J’ai revu le petit garçon qu’il était. Celui qui courait vers moi en riant. Celui qui s’endormait sur mon épaule.
Mais l’image a disparu.
Remplacée par celle de la veille.
Ses mains.
Ses coups.
Son regard froid.
J’ai fermé les yeux un instant.
Puis je les ai rouverts.
— “Tu l’as déjà fait.”
Il a reculé, comme frappé par ces mots.
— “Je… j’étais énervé…”
— “Trente fois.”
Il a baissé les yeux.
Sa femme, elle, a changé de ton.
— “Bon, ça suffit. On va trouver une solution. On peut rester quelques jours, non ? Le temps de s’organiser.”

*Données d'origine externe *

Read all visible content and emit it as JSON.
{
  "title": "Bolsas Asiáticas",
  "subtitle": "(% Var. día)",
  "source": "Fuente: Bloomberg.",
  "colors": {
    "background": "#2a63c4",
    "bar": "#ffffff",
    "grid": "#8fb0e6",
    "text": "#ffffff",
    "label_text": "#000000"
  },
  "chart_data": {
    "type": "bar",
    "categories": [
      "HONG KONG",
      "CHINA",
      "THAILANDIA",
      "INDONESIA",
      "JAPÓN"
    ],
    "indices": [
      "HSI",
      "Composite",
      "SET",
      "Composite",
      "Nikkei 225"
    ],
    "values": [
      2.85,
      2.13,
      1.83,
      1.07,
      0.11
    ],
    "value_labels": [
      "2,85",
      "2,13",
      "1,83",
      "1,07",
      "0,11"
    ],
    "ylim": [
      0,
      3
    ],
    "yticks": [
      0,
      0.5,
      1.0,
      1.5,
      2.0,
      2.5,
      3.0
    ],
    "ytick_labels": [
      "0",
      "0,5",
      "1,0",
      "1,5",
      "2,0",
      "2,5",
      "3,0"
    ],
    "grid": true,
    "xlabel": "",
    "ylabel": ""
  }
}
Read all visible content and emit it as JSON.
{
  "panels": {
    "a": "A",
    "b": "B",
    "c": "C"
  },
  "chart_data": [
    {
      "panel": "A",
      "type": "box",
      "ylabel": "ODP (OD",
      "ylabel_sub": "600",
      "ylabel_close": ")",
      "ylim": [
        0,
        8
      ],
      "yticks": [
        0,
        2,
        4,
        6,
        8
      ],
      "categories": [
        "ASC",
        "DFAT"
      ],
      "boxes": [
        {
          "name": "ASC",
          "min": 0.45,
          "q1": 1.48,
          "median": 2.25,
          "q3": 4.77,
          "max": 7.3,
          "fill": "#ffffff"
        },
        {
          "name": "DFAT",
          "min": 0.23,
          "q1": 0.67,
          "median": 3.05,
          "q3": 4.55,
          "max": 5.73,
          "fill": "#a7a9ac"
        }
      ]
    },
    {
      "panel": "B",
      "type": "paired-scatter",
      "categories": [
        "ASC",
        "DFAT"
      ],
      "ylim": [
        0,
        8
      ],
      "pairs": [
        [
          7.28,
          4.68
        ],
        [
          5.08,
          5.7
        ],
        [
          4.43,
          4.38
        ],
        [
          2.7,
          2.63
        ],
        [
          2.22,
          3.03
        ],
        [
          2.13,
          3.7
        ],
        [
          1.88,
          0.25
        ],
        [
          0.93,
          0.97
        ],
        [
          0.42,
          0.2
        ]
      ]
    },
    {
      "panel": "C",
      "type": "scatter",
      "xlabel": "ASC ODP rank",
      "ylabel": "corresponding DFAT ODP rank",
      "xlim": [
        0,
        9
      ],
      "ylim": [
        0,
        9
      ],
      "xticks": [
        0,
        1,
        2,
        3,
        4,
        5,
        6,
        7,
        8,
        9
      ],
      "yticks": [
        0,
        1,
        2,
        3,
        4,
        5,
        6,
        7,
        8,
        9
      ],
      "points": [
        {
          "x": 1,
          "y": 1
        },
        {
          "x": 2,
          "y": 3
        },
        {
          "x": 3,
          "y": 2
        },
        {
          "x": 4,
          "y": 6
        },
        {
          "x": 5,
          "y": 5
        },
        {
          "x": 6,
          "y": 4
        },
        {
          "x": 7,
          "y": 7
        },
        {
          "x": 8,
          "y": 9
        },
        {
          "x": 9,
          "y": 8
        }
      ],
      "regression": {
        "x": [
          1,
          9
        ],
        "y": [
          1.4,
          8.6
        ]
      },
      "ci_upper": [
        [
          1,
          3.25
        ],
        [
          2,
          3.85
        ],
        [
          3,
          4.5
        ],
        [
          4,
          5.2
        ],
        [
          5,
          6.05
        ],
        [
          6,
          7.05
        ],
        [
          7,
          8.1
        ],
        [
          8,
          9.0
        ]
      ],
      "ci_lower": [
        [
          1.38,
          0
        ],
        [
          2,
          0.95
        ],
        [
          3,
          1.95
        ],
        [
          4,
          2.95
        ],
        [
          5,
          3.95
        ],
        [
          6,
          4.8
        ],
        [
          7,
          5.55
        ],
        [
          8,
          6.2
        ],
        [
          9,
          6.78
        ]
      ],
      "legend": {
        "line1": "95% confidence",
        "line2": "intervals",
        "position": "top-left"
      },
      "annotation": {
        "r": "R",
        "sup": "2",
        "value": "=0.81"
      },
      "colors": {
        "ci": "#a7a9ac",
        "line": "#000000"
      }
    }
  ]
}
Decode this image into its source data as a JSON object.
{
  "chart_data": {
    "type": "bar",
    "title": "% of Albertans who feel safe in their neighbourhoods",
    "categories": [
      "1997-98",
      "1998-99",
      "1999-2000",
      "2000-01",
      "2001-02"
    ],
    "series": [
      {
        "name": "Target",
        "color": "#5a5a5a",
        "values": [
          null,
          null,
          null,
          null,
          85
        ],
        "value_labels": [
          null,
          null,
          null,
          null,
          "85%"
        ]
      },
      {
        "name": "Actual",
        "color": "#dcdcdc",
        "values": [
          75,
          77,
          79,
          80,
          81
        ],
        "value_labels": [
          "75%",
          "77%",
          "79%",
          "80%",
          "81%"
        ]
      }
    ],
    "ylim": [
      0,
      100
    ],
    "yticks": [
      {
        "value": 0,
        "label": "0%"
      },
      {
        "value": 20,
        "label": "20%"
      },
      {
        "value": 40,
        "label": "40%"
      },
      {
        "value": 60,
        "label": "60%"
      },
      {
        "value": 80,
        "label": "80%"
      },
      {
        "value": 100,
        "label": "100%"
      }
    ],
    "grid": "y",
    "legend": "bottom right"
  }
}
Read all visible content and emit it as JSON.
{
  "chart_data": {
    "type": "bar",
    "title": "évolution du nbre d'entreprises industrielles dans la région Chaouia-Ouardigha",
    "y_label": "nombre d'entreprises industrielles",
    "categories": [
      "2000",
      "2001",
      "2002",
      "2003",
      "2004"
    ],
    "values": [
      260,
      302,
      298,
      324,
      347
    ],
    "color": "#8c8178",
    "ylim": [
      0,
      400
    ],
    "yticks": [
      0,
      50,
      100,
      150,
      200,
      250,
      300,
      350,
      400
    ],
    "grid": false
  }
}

Je n’ai pas répondu tout de suite.
Puis j’ai dit :
— “Non.”
— “Comment ça, non ?!”
— “Vous avez jusqu’à ce soir.”
— “Mais on n’a nulle part où aller !”
Je l’ai regardée droit dans les yeux.
— “Moi non plus… hier.”
Ces mots ont coupé court à toute discussion.
Les heures qui ont suivi ont été… étranges.
Ils ont commencé à rassembler leurs affaires. En silence.
Plus de cris.
Plus d’ordres.
Juste… des gestes rapides, désorganisés.
La peur avait remplacé l’arrogance.
Je suis resté assis dans un coin.
À regarder.
Pas avec haine.
Pas avec plaisir.
Juste… avec une fatigue immense.
Vers midi, mon fils est venu s’asseoir en face de moi.
Longtemps, il n’a rien dit.
Puis, d’une voix basse :
— “Pourquoi t’as pas parlé avant… ?”
Je l’ai regardé.
— “Parce que j’espérais que tu comprendrais sans que j’aie besoin de le faire.”
Il a serré les poings.
— “J’ai… j’ai fait une erreur.”
Je n’ai pas répondu.
— “Je vais changer.”
Le silence.
— “Je te promets.”
J’ai fermé les yeux une seconde.
Combien de fois avait-il déjà promis, plus jeune ?
De travailler mieux.
De faire attention.
D’être respectueux.
Les promesses… sont faciles.
Mais les actes…
Je me suis levé lentement.
— “J’espère.”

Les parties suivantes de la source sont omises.